Il servizio, finalizzato al contrasto delle accensioni pericolose e non autorizzate di roghi, ha visto l’impiego di un massiccio numero di militari.

Spento un principio di incendio di una pira a Largo Pozzano, tutta la legna è stata rimossa.

E’ stato poi spento un principio d’incendio di una pira in Piazzetta Mari nel Rione Cicerone: anche in questo caso il legname è stato rimosso. E ancora recupero e rimozione di un grosso quantitativo di legna pronta per essere data alle fiamme in un terreno incolto nel rione Rione Savorito e in via Rivo San Pietro del Rione Scanzano.
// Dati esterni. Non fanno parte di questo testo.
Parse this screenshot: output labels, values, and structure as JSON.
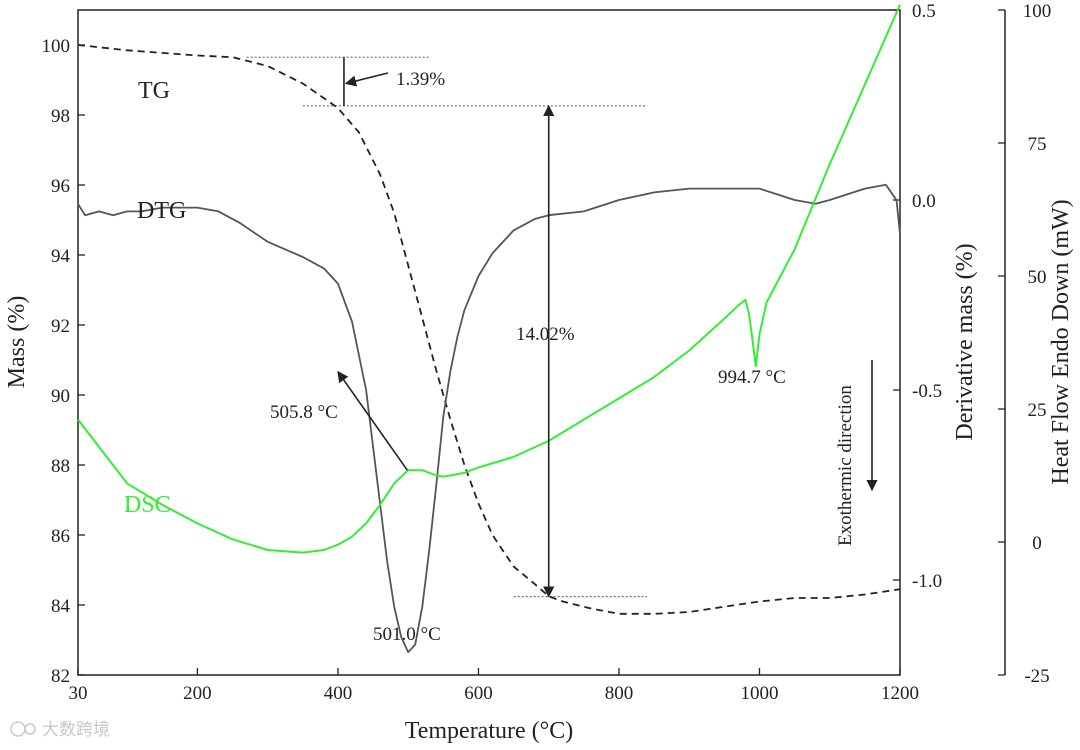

E’proprio qui, nel Rione Scanzano, che alcuni ragazzi hanno tentato di innescare un rogo, sul quale era esposto anche uno striscione. Non hanno fatto però in tempo perché interrotti dai Carabinieri.

Tra questi ragazzi, uno è stato denunciato. Si tratta di un 19enne del posto già noto alle forze dell’ordine che aveva partecipato alla raccolta del materiale da dare alle fiamme, inseguito e bloccato dopo un tentativo di fuga dalle pattuglie intervenute. Nelle sue tasche anche una dose di marijuana.

Il giovane è stato denunciato, segnalato alla prefettura quale assuntore di sostanza stupefacente e sanzionato per le norme anti-covid.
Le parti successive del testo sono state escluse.